Thomas Hibbs, dean of the honors college and professor of philosophy at Baylor University, highlighted Catholic and noir themes in the 1953 film “I Confess” on Tuesday night in a lecture in the Center for Ethics and Culture’s Catholic Culture Series.
The film, which stars Montgomery Clift, centers around the struggles of a priest named Fr. Michael Logan who is suspected of murder and cannot prove his innocence without revealing what he heard in the confessional.
“I Confess” fits with the film noir tradition, not only using features like a “femme fatale” — played by the character of Ruth Grandfort — but also with stylistic techniques like eschew camera angels, strong dark and light contrasts and sinister music, Hibbs said.
“The raise in the critical acclaim of Hitchcock has something to do with the recognition of Hitchcock as a self-conscious filmmaker; that is, someone who is constantly thinking about the camera,” he said.

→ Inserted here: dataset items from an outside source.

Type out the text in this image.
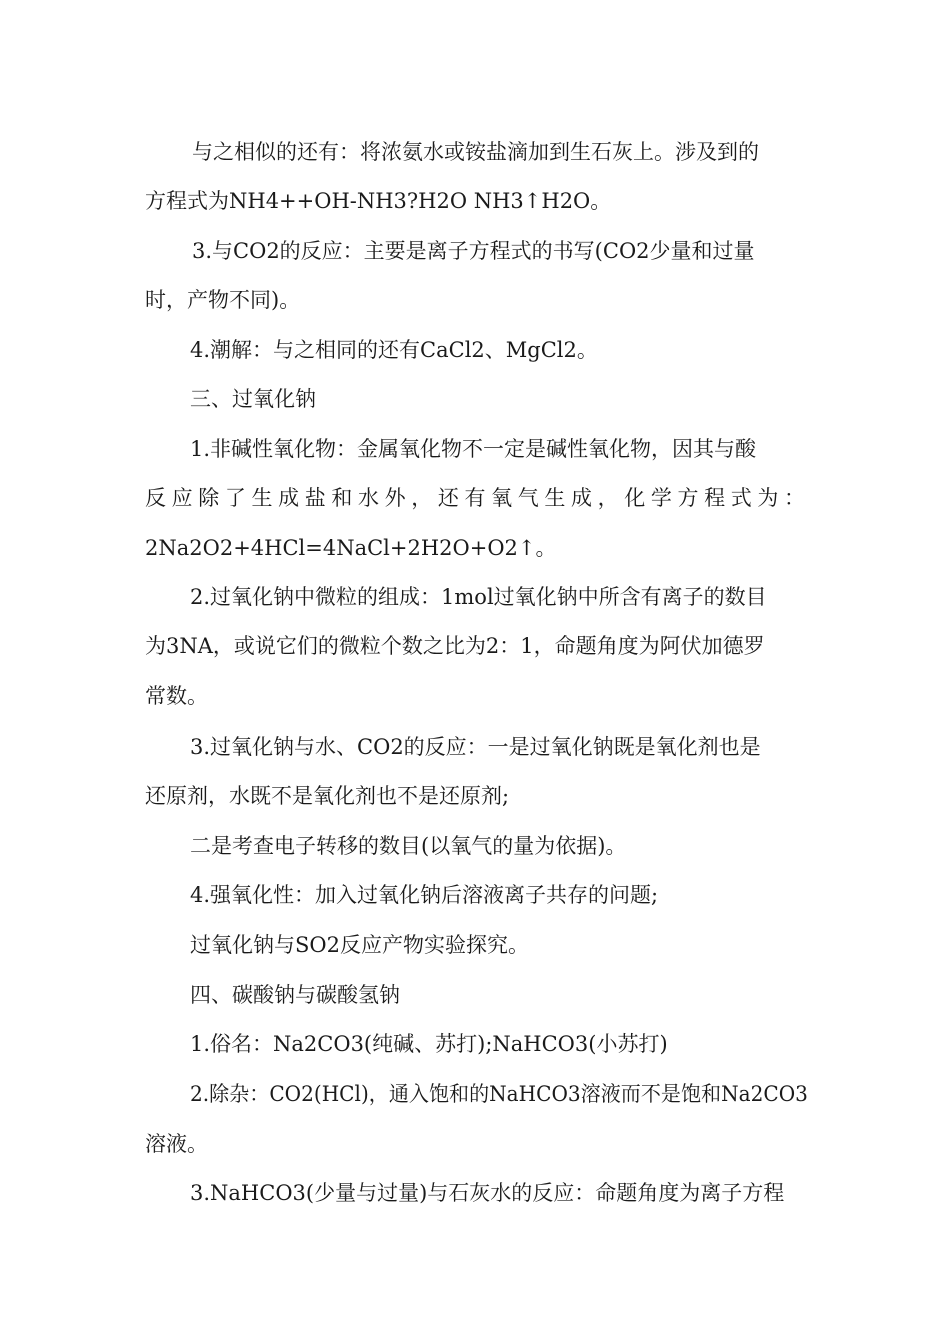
与之相似的还有：将浓氨水或铵盐滴加到生石灰上。涉及到的
方程式为NH4++OH-NH3?H2O NH3↑H2O。
3.与CO2的反应：主要是离子方程式的书写(CO2少量和过量
时，产物不同)。
4.潮解：与之相同的还有CaCl2、MgCl2。
三、过氧化钠
1.非碱性氧化物：金属氧化物不一定是碱性氧化物，因其与酸
反 应 除 了 生 成 盐 和 水 外 ， 还 有 氧 气 生 成 ， 化 学 方 程 式 为 ：
2Na2O2+4HCl=4NaCl+2H2O+O2↑。
2.过氧化钠中微粒的组成：1mol过氧化钠中所含有离子的数目
为3NA，或说它们的微粒个数之比为2：1，命题角度为阿伏加德罗
常数。
3.过氧化钠与水、CO2的反应：一是过氧化钠既是氧化剂也是
还原剂，水既不是氧化剂也不是还原剂;
二是考查电子转移的数目(以氧气的量为依据)。
4.强氧化性：加入过氧化钠后溶液离子共存的问题;
过氧化钠与SO2反应产物实验探究。
四、碳酸钠与碳酸氢钠
1.俗名：Na2CO3(纯碱、苏打);NaHCO3(小苏打)
2.除杂：CO2(HCl)，通入饱和的NaHCO3溶液而不是饱和Na2CO3
溶液。
3.NaHCO3(少量与过量)与石灰水的反应：命题角度为离子方程
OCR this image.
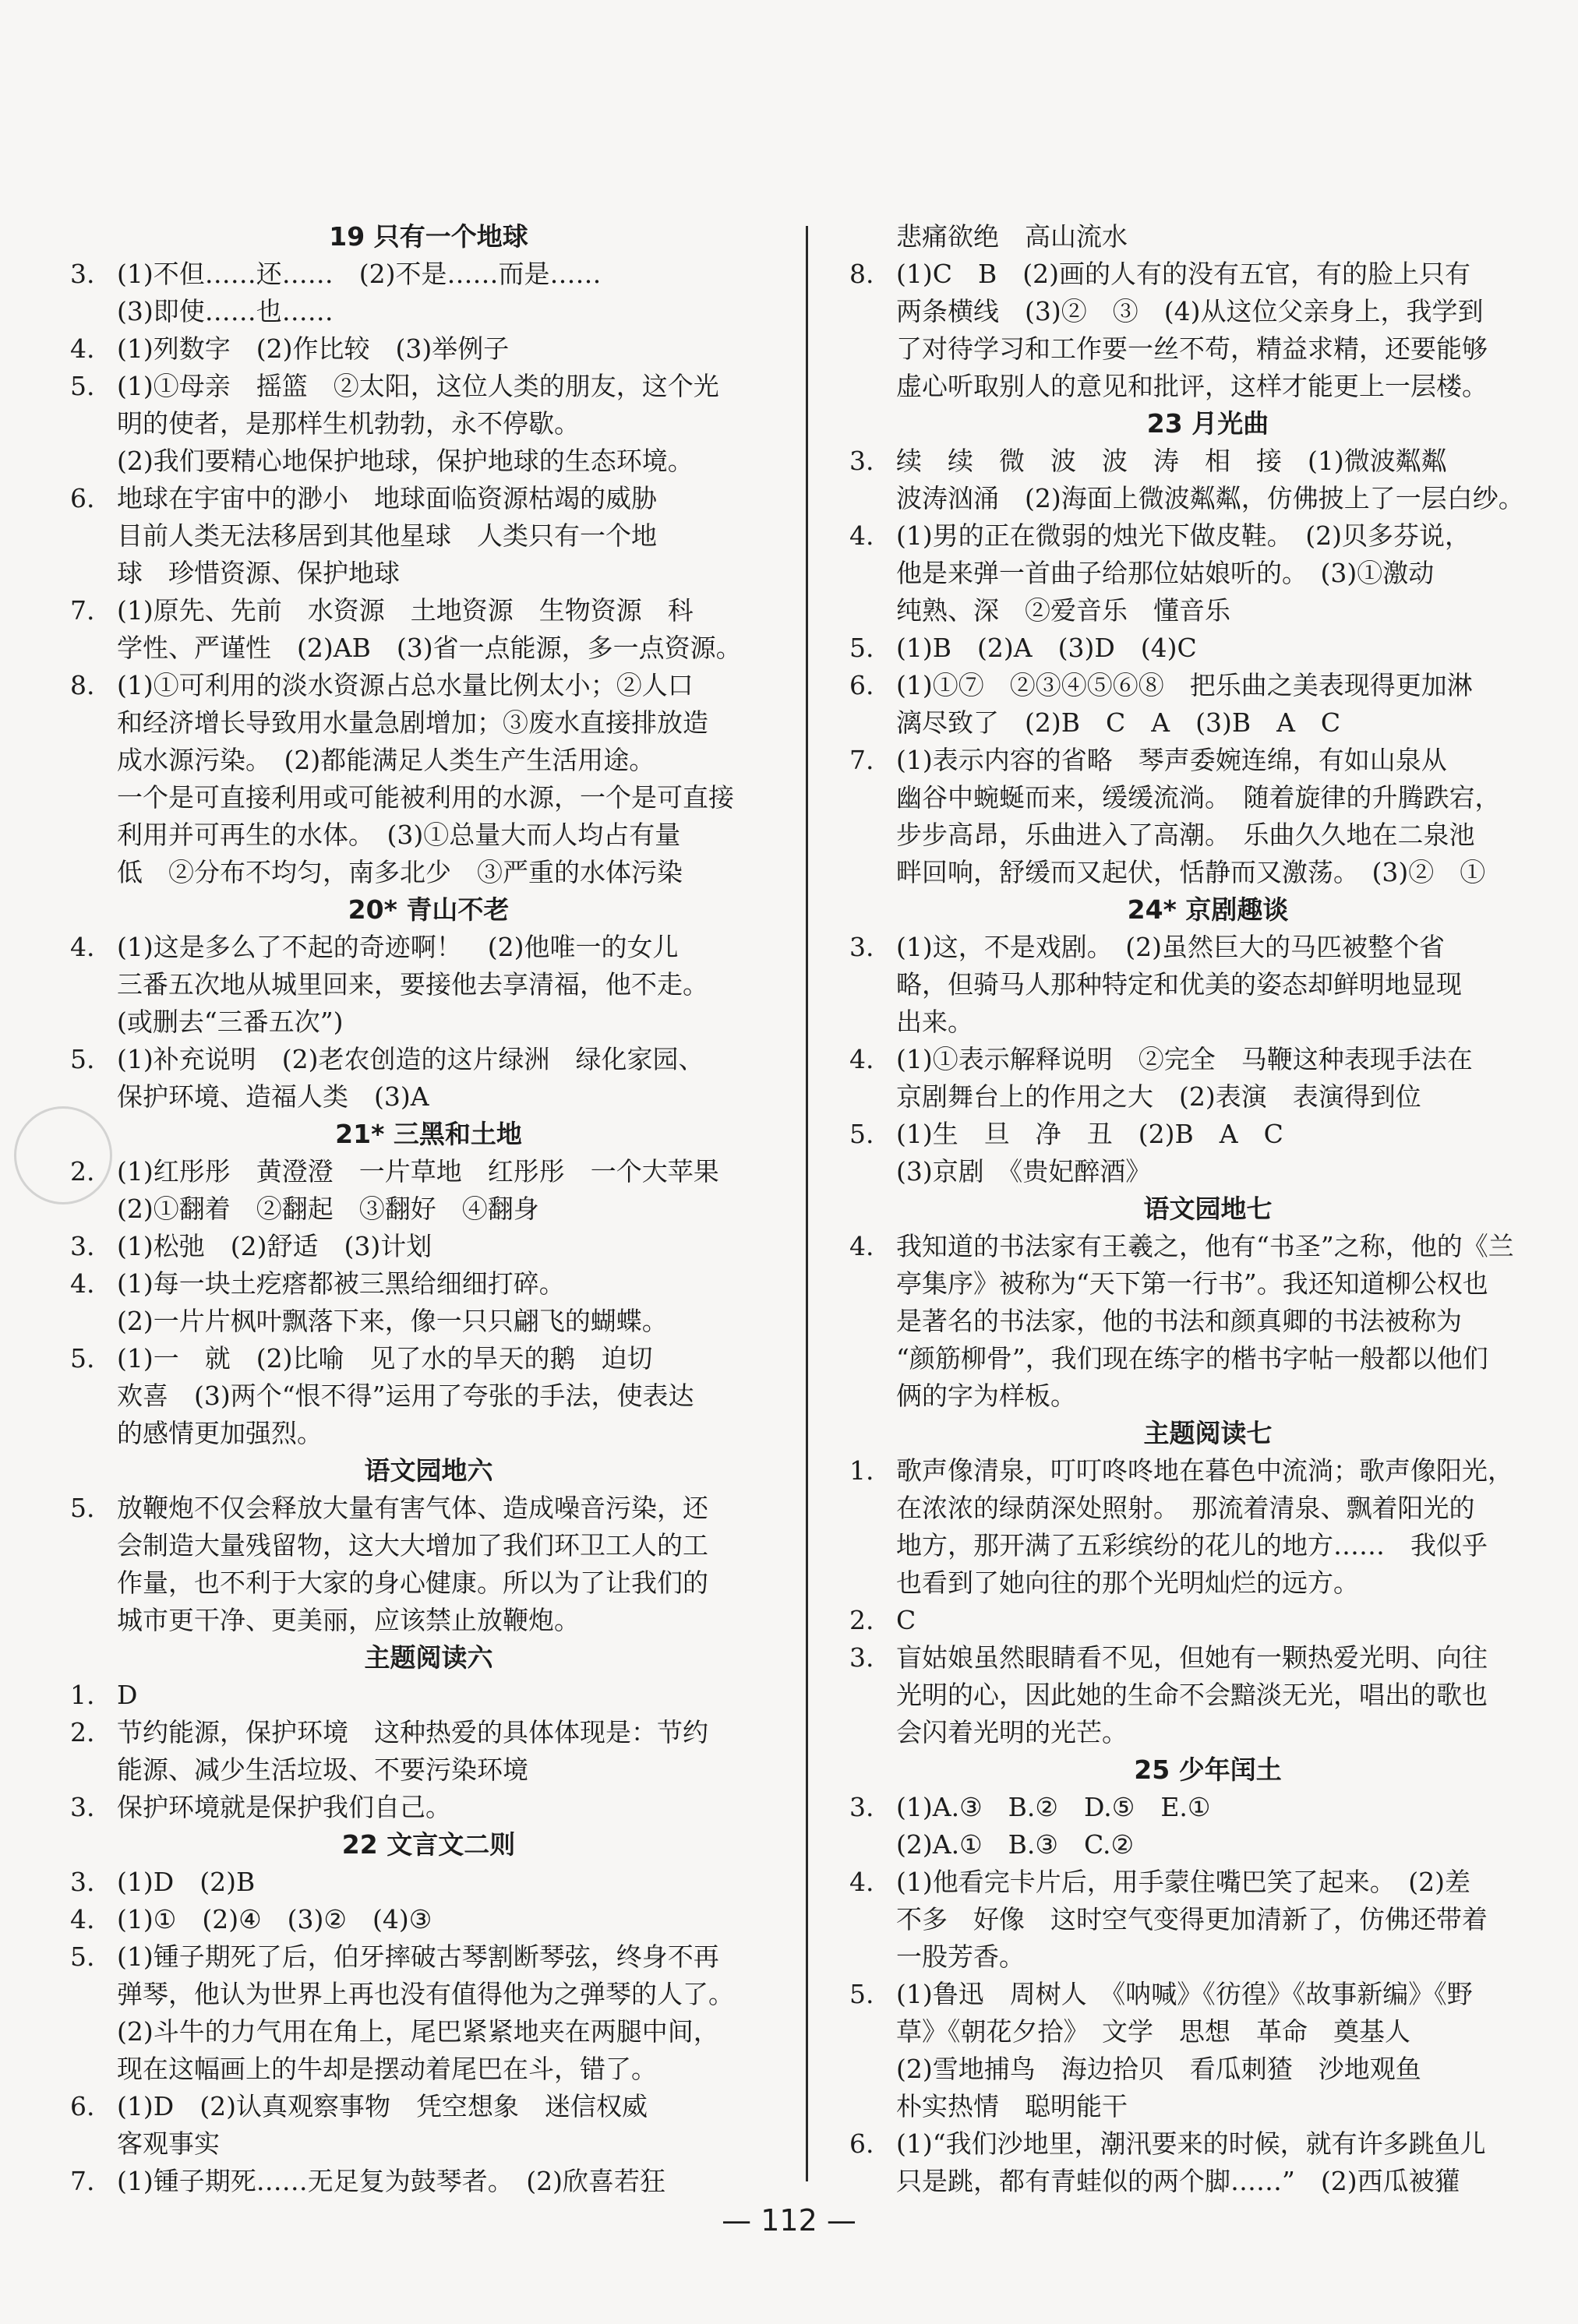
19 只有一个地球
3. (1)不但……还……　(2)不是……而是……
(3)即使……也……
4. (1)列数字　(2)作比较　(3)举例子
5. (1)①母亲　摇篮　②太阳，这位人类的朋友，这个光
明的使者，是那样生机勃勃，永不停歇。
(2)我们要精心地保护地球，保护地球的生态环境。
6. 地球在宇宙中的渺小　地球面临资源枯竭的威胁
目前人类无法移居到其他星球　人类只有一个地
球　珍惜资源、保护地球
7. (1)原先、先前　水资源　土地资源　生物资源　科
学性、严谨性　(2)AB　(3)省一点能源，多一点资源。
8. (1)①可利用的淡水资源占总水量比例太小；②人口
和经济增长导致用水量急剧增加；③废水直接排放造
成水源污染。　(2)都能满足人类生产生活用途。
一个是可直接利用或可能被利用的水源，一个是可直接
利用并可再生的水体。　(3)①总量大而人均占有量
低　②分布不均匀，南多北少　③严重的水体污染
20* 青山不老
4. (1)这是多么了不起的奇迹啊！　(2)他唯一的女儿
三番五次地从城里回来，要接他去享清福，他不走。
(或删去“三番五次”)
5. (1)补充说明　(2)老农创造的这片绿洲　绿化家园、
保护环境、造福人类　(3)A
21* 三黑和土地
2. (1)红彤彤　黄澄澄　一片草地　红彤彤　一个大苹果
(2)①翻着　②翻起　③翻好　④翻身
3. (1)松弛　(2)舒适　(3)计划
4. (1)每一块土疙瘩都被三黑给细细打碎。
(2)一片片枫叶飘落下来，像一只只翩飞的蝴蝶。
5. (1)一　就　(2)比喻　见了水的旱天的鹅　迫切
欢喜　(3)两个“恨不得”运用了夸张的手法，使表达
的感情更加强烈。
语文园地六
5. 放鞭炮不仅会释放大量有害气体、造成噪音污染，还
会制造大量残留物，这大大增加了我们环卫工人的工
作量，也不利于大家的身心健康。所以为了让我们的
城市更干净、更美丽，应该禁止放鞭炮。
主题阅读六
1. D
2. 节约能源，保护环境　这种热爱的具体体现是：节约
能源、减少生活垃圾、不要污染环境
3. 保护环境就是保护我们自己。
22 文言文二则
3. (1)D　(2)B
4. (1)①　(2)④　(3)②　(4)③
5. (1)锺子期死了后，伯牙摔破古琴割断琴弦，终身不再
弹琴，他认为世界上再也没有值得他为之弹琴的人了。
(2)斗牛的力气用在角上，尾巴紧紧地夹在两腿中间，
现在这幅画上的牛却是摆动着尾巴在斗，错了。
6. (1)D　(2)认真观察事物　凭空想象　迷信权威
客观事实
7. (1)锺子期死……无足复为鼓琴者。　(2)欣喜若狂
悲痛欲绝　高山流水
8. (1)C　B　(2)画的人有的没有五官，有的脸上只有
两条横线　(3)②　③　(4)从这位父亲身上，我学到
了对待学习和工作要一丝不苟，精益求精，还要能够
虚心听取别人的意见和批评，这样才能更上一层楼。
23 月光曲
3. 续　续　微　波　波　涛　相　接　(1)微波粼粼
波涛汹涌　(2)海面上微波粼粼，仿佛披上了一层白纱。
4. (1)男的正在微弱的烛光下做皮鞋。　(2)贝多芬说，
他是来弹一首曲子给那位姑娘听的。　(3)①激动
纯熟、深　②爱音乐　懂音乐
5. (1)B　(2)A　(3)D　(4)C
6. (1)①⑦　②③④⑤⑥⑧　把乐曲之美表现得更加淋
漓尽致了　(2)B　C　A　(3)B　A　C
7. (1)表示内容的省略　琴声委婉连绵，有如山泉从
幽谷中蜿蜒而来，缓缓流淌。　随着旋律的升腾跌宕，
步步高昂，乐曲进入了高潮。　乐曲久久地在二泉池
畔回响，舒缓而又起伏，恬静而又激荡。　(3)②　①
24* 京剧趣谈
3. (1)这，不是戏剧。　(2)虽然巨大的马匹被整个省
略，但骑马人那种特定和优美的姿态却鲜明地显现
出来。
4. (1)①表示解释说明　②完全　马鞭这种表现手法在
京剧舞台上的作用之大　(2)表演　表演得到位
5. (1)生　旦　净　丑　(2)B　A　C
(3)京剧　《贵妃醉酒》
语文园地七
4. 我知道的书法家有王羲之，他有“书圣”之称，他的《兰
亭集序》被称为“天下第一行书”。我还知道柳公权也
是著名的书法家，他的书法和颜真卿的书法被称为
“颜筋柳骨”，我们现在练字的楷书字帖一般都以他们
俩的字为样板。
主题阅读七
1. 歌声像清泉，叮叮咚咚地在暮色中流淌；歌声像阳光，
在浓浓的绿荫深处照射。　那流着清泉、飘着阳光的
地方，那开满了五彩缤纷的花儿的地方……　我似乎
也看到了她向往的那个光明灿烂的远方。
2. C
3. 盲姑娘虽然眼睛看不见，但她有一颗热爱光明、向往
光明的心，因此她的生命不会黯淡无光，唱出的歌也
会闪着光明的光芒。
25 少年闰土
3. (1)A.③　B.②　D.⑤　E.①
(2)A.①　B.③　C.②
4. (1)他看完卡片后，用手蒙住嘴巴笑了起来。　(2)差
不多　好像　这时空气变得更加清新了，仿佛还带着
一股芳香。
5. (1)鲁迅　周树人　《呐喊》《彷徨》《故事新编》《野
草》《朝花夕拾》　文学　思想　革命　奠基人
(2)雪地捕鸟　海边拾贝　看瓜刺猹　沙地观鱼
朴实热情　聪明能干
6. (1)“我们沙地里，潮汛要来的时候，就有许多跳鱼儿
只是跳，都有青蛙似的两个脚……”　(2)西瓜被獾
— 112 —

Hibbs said “I Confess” also draws on the noir use of flashbacks.
“In noir films, we don’t move forward out of the past … We move forward, and the past comes up and punches us in the face,” he said.
Hibbs quoted Hitchcock’s thesis of films as “the stronger the evil, the stronger the film,” and said this comes across in “I Confess.”
“This film builds in a way so the evil becomes stronger in particular individuals, and evil becomes stronger in the sense that it spreads,” he said.
Unlike classic noir films, Hibbs said that in “I Confess,” Hitchcock pivots the film with a key scene that draws similarities between Fr. Logan and Christ by showing the priest walking past a statue of Christ carrying the cross.
“What we see as viewers … is that Logan is undergoing a passion akin to Christ’s passion,” Hibbs said. “There’s actually a larger narrative here than the narrative of entrapment and unintelligibility and lack of progress [commonly seen in noir films].
“The larger narrative is that his suffering is going to pattern on, in some sense, the suffering of Christ. That scene is visually the key scene in the whole movie.”
The film ends with ideas from the comedy of remarriage strategy, portraying the “femme fatale” Ruth going home with her husband and Fr. Logan having the chance to renew his priestly vows, Hibbs said.
“He has, in this Christ-like trial that he undergoes, an opportunity to recommit himself, to have a second marriage to Christ as a priest,” he said.
Hibbs said that while many see Hitchcock as only an entertainer, many of his works explore deep themes.
“[Hitchcock’s] best films really show that this popular medium can be a matter through which the deepest issues of high culture are explored through a distinctive medium,” Hibbs said. “This is a film that touches on some of the deepest questions, and does so in a fairly explicit theological way.”